Foto: istimewa /Terduga pelaku pembunuhan bersama Penyidik
Sentani, Jurnal Mamberamo Foja – Polisi bergerak cepat mengungkap kasus pembunuhan yang menewaskan Piter Kapitan, seorang petugas kebersihan Dinas Lingkungan Hidup Kabupaten Jayapura.
Tak butuh waktu lama, Polres Jayapura akhirnya menangkap seorang pria berinisial AM (25), yang diduga kuat terlibat dalam kasus ini.
Penangkapan dilakukan Kamis (16/1/2025) di sekitar Dermaga Pantai Yahim, setelah penyidik menemukan sejumlah bukti kuat yang mengarah pada AM.
“Berdasarkan hasil penyelidikan awal, AM diduga berperan langsung dalam kasus ini. Kami telah mengantongi bukti yang mendukung dugaan tersebut,” ungkap Kasat Reskrim Polres Jayapura, AKP Aryya Nusa Hindrawan, S.I.K., CPHR., CBA.
AM tak berkutik saat aparat menangkapnya di lokasi dermaga. Ia langsung dibawa ke Mapolres Jayapura untuk menjalani pemeriksaan lebih lanjut.
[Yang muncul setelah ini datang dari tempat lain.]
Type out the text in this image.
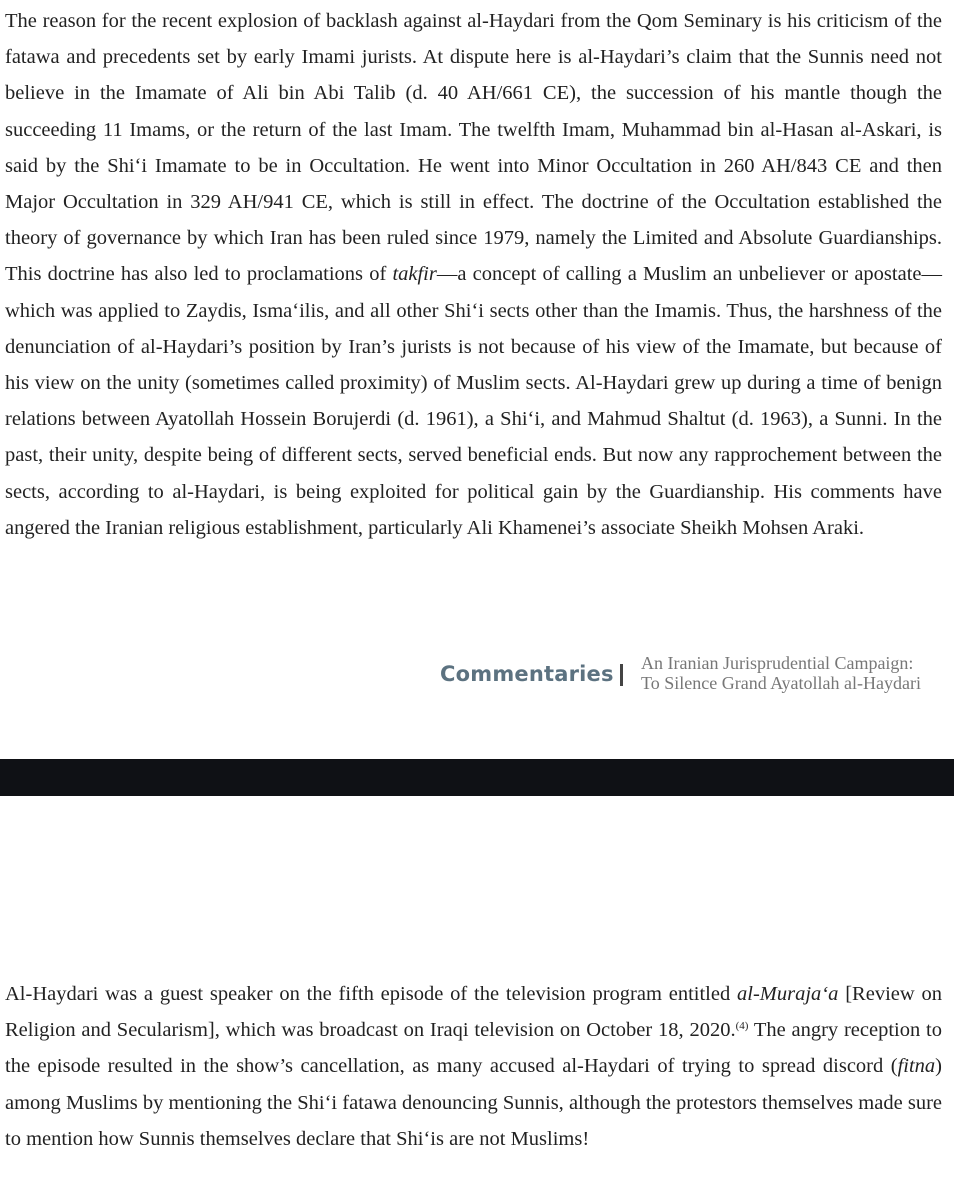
The reason for the recent explosion of backlash against al-Haydari from the Qom Seminary is his criticism of the fatawa and precedents set by early Imami jurists. At dispute here is al-Haydari’s claim that the Sunnis need not believe in the Imamate of Ali bin Abi Talib (d. 40 AH/661 CE), the succession of his mantle though the succeeding 11 Imams, or the return of the last Imam. The twelfth Imam, Muhammad bin al-Hasan al-Askari, is said by the Shi‘i Imamate to be in Occultation. He went into Minor Occultation in 260 AH/843 CE and then Major Occultation in 329 AH/941 CE, which is still in effect. The doctrine of the Occultation established the theory of governance by which Iran has been ruled since 1979, namely the Limited and Absolute Guardianships. This doctrine has also led to proclamations of takfir—a concept of calling a Muslim an unbeliever or apostate—which was applied to Zaydis, Isma‘ilis, and all other Shi‘i sects other than the Imamis. Thus, the harshness of the denunciation of al-Haydari’s position by Iran’s jurists is not because of his view of the Imamate, but because of his view on the unity (sometimes called proximity) of Muslim sects. Al-Haydari grew up during a time of benign relations between Ayatollah Hossein Borujerdi (d. 1961), a Shi‘i, and Mahmud Shaltut (d. 1963), a Sunni. In the past, their unity, despite being of different sects, served beneficial ends. But now any rapprochement between the sects, according to al-Haydari, is being exploited for political gain by the Guardianship. His comments have angered the Iranian religious establishment, particularly Ali Khamenei’s associate Sheikh Mohsen Araki.

Commentaries An Iranian Jurisprudential Campaign:
To Silence Grand Ayatollah al-Haydari

Al-Haydari was a guest speaker on the fifth episode of the television program entitled al-Muraja‘a [Review on Religion and Secularism], which was broadcast on Iraqi television on October 18, 2020.$^{(4)}$ The angry reception to the episode resulted in the show’s cancellation, as many accused al-Haydari of trying to spread discord (fitna) among Muslims by mentioning the Shi‘i fatawa denouncing Sunnis, although the protestors themselves made sure to mention how Sunnis themselves declare that Shi‘is are not Muslims!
Hingga kini, polisi juga telah memeriksa enam saksi yang diharapkan dapat memperkuat konstruksi hukum atas kasus tragis yang terjadi pada 14 Januari 2024 di belakang Warung Lalapan 88, Komplek BTN Pemda Doyo Baru, Distrik Waibu.
“Kami sangat berhati-hati dalam menangani kasus ini untuk memastikan semua fakta terungkap dan keadilan benar-benar ditegakkan,” tambah Aryya.
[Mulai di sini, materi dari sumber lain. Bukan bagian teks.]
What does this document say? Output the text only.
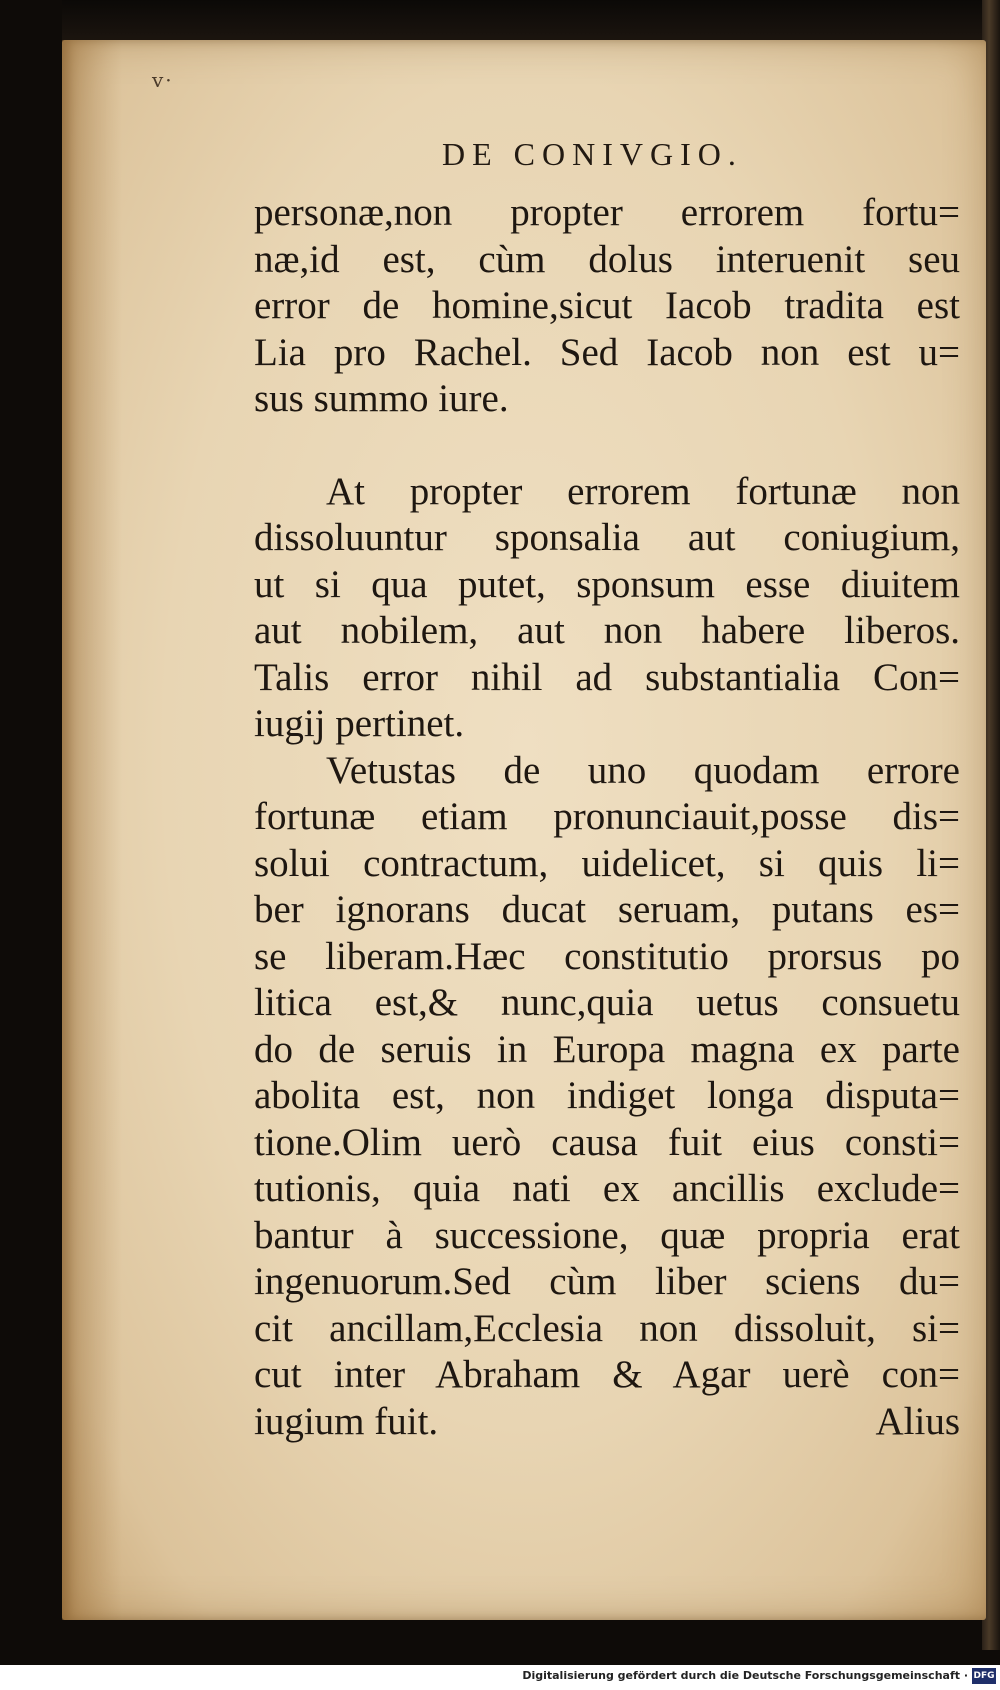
v·
DE CONIVGIO.
personæ,non propter errorem fortu=
næ,id est, cùm dolus interuenit seu
error de homine,sicut Iacob tradita est
Lia pro Rachel. Sed Iacob non est u=
sus summo iure.
At propter errorem fortunæ non
dissoluuntur sponsalia aut coniugium,
ut si qua putet, sponsum esse diuitem
aut nobilem, aut non habere liberos.
Talis error nihil ad substantialia Con=
iugij pertinet.
Vetustas de uno quodam errore
fortunæ etiam pronunciauit,posse dis=
solui contractum, uidelicet, si quis li=
ber ignorans ducat seruam, putans es=
se liberam.Hæc constitutio prorsus po
litica est,& nunc,quia uetus consuetu
do de seruis in Europa magna ex parte
abolita est, non indiget longa disputa=
tione.Olim uerò causa fuit eius consti=
tutionis, quia nati ex ancillis exclude=
bantur à successione, quæ propria erat
ingenuorum.Sed cùm liber sciens du=
cit ancillam,Ecclesia non dissoluit, si=
cut inter Abraham & Agar uerè con=
iugium fuit.	Alius
Digitalisierung gefördert durch die Deutsche Forschungsgemeinschaft · DFG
Kapolres Jayapura, AKBP Umar Nasatekay, S.I.K., menegaskan pihaknya tak akan memberi ruang bagi pelaku untuk lolos dari jerat hukum.
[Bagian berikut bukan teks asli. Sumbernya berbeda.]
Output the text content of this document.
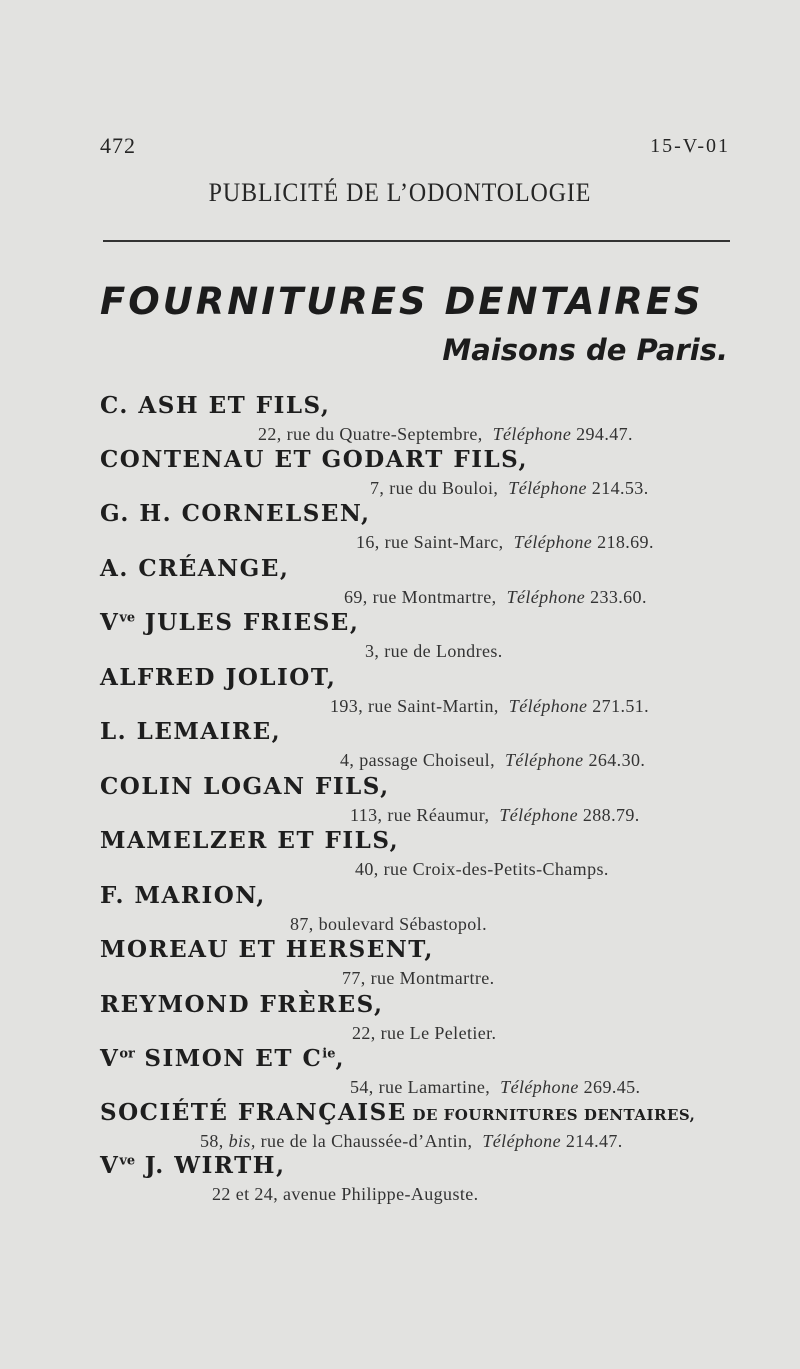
472	15-V-01
PUBLICITÉ DE L’ODONTOLOGIE
FOURNITURES DENTAIRES
Maisons de Paris.
C. ASH ET FILS,
22, rue du Quatre-Septembre, Téléphone 294.47.
CONTENAU ET GODART FILS,
7, rue du Bouloi, Téléphone 214.53.
G. H. CORNELSEN,
16, rue Saint-Marc, Téléphone 218.69.
A. CRÉANGE,
69, rue Montmartre, Téléphone 233.60.
$V^{ve}$ JULES FRIESE,
3, rue de Londres.
ALFRED JOLIOT,
193, rue Saint-Martin, Téléphone 271.51.
L. LEMAIRE,
4, passage Choiseul, Téléphone 264.30.
COLIN LOGAN FILS,
113, rue Réaumur, Téléphone 288.79.
MAMELZER ET FILS,
40, rue Croix-des-Petits-Champs.
F. MARION,
87, boulevard Sébastopol.
MOREAU ET HERSENT,
77, rue Montmartre.
REYMOND FRÈRES,
22, rue Le Peletier.
$V^{or}$ SIMON ET $C^{ie}$,
54, rue Lamartine, Téléphone 269.45.
SOCIÉTÉ FRANÇAISE DE FOURNITURES DENTAIRES,
58, bis, rue de la Chaussée-d’Antin, Téléphone 214.47.
$V^{ve}$ J. WIRTH,
22 et 24, avenue Philippe-Auguste.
“Kami berkomitmen penuh untuk menyelesaikan kasus ini dan memberikan keadilan bagi korban serta keluarganya,” tegasnya.
Kapolres juga meminta masyarakat untuk menahan diri dan tidak menyebarkan informasi yang belum terverifikasi, mengingat penyelidikan masih terus berjalan.
“Kami mengimbau masyarakat untuk tidak terpengaruh spekulasi liar. Segala informasi resmi akan kami sampaikan langsung,” imbuhnya.
Kasus ini memantik perhatian luas karena korban dikenal sebagai sosok pekerja keras yang mendedikasikan hidupnya untuk menjaga kebersihan lingkungan.
Penangkapan AM diharapkan dapat membuka tabir kelam yang menyelimuti kematian korban.
Saat ini, Polres Jayapura terus mendalami kasus ini dengan memeriksa bukti tambahan serta menggali keterangan lebih banyak dari saksi.
Proses hukum dipastikan berjalan transparan demi keadilan yang sesungguhnya.